Syaikh Al Asyqar menyoroti bahwa kemampuan jin ini bukan sekadar kekuatan fisik otot, melainkan keahlian (
shinaah) yang mencakup kepandaian dan kemahiran. Hal ini selaras dengan analisis Syaikhul Islam Ibnu Taimiyah dalam
Majmu Fatawa yang mencoba menarik korelasi antara kemampuan jin dengan fenomena informasi. Ibnu Taimiyah menceritakan pengalaman seorang syekh yang memiliki kontak dengan jin, di mana jin-jin tersebut mampu memperlihatkan benda bercahaya yang berfungsi seperti layar media.

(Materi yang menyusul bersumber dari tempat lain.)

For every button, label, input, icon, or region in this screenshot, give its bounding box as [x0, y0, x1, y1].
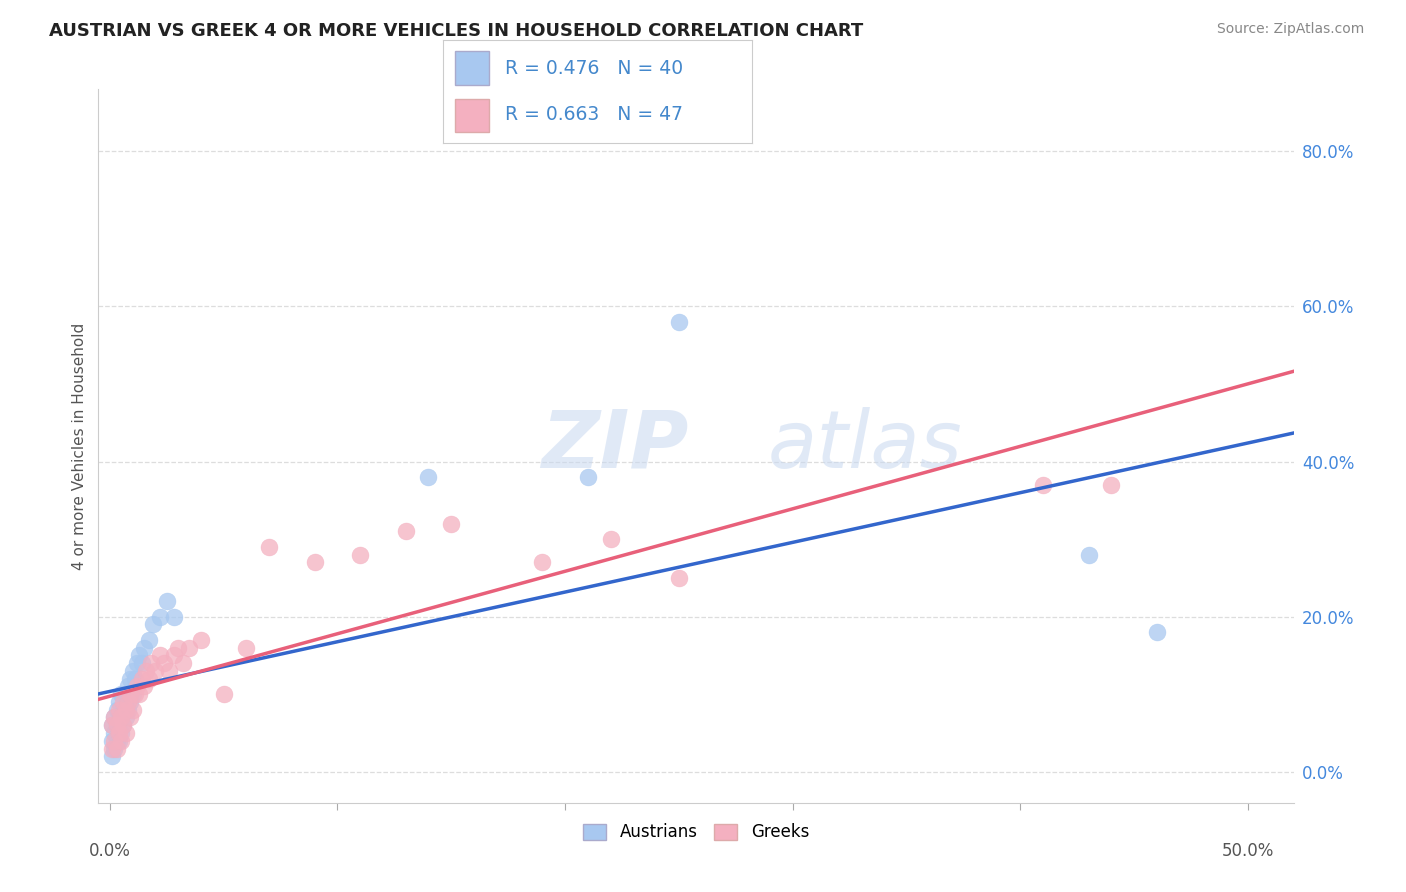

Dalam benda bercahaya menyerupai air dan pelita tersebut, jin menampilkan berita-berita yang diinginkan penggunanya. Ini adalah bentuk teknologi informasi purba yang cara kerjanya menyerupai transmisi visual jarak jauh. Bahkan, Ibnu Taimiyah mencatat adanya sistem komunikasi dua arah, di mana jin bertindak sebagai kurir pesan instan antara seseorang dengan para sahabatnya yang berada di lokasi jauh. Praktik ini menunjukkan bahwa jin memahami protokol komunikasi dan visualisasi data jauh sebelum manusia menemukan sistem optik dan digital.
Jika kita merujuk pada karya ilmiah populer seperti
The Physics of the Impossible (2008) karya Michio Kaku, konsep mengenai manipulasi cahaya dan materi sering kali dikaitkan dengan peradaban yang jauh lebih maju dari manusia. Dalam konteks teologis, Syaikh Al Asyqar membumikan konsep ini: bahwa Allah memang memberikan anugerah kemampuan teknologis kepada jin sebagai ujian ketaatan. Keberhasilan mereka membangun kuil dan istana Sulaiman adalah bukti bahwa mereka mampu menerjemahkan instruksi arsitektural yang rumit menjadi kenyataan fisik.
Namun, interpretasi interpretatif dari narasi ini juga membawa pesan moral yang tajam. Meskipun memiliki teknologi tinggi dan kemampuan manipulasi materi, bangsa jin tetaplah makhluk yang lemah di hadapan otoritas Allah. Mereka dipaksa bekerja di bawah ancaman azab neraka jika menyimpang. Bahkan, sejarah mencatat bahwa mereka tidak mengetahui kematian Nabi Sulaiman sampai tongkat penyangganya keropos dimakan rayap. Hal ini menegaskan bahwa kehebatan teknologi tidak otomatis memberikan akses kepada ilmu ghaib yang absolut.
Pemaparan dalam
maraji Alam Al Jin Wa Asy Syayathin ini sekaligus menjadi kritik bagi manusia yang sering kali memuja teknologi secara berlebihan seolah-olah ia adalah kekuatan tuhan. Jin, dengan segala kemahiran teknik bangunan dan kemampuan komunikasinya, tetap hanyalah buruh di istana Sulaiman. Mereka menjadi saksi bahwa kecanggihan teknologi hanyalah alat, dan esensi dari segala ciptaan tetaplah ketundukan kepada Sang Pencipta. Pengetahuan jin tentang teknologi adalah pengingat bahwa alam semesta ini dihuni oleh para teknokrat lain, namun hanya manusia yang diberikan martabat sebagai khalifah melalui keimanan dan ilmu pengetahuan yang diberkati.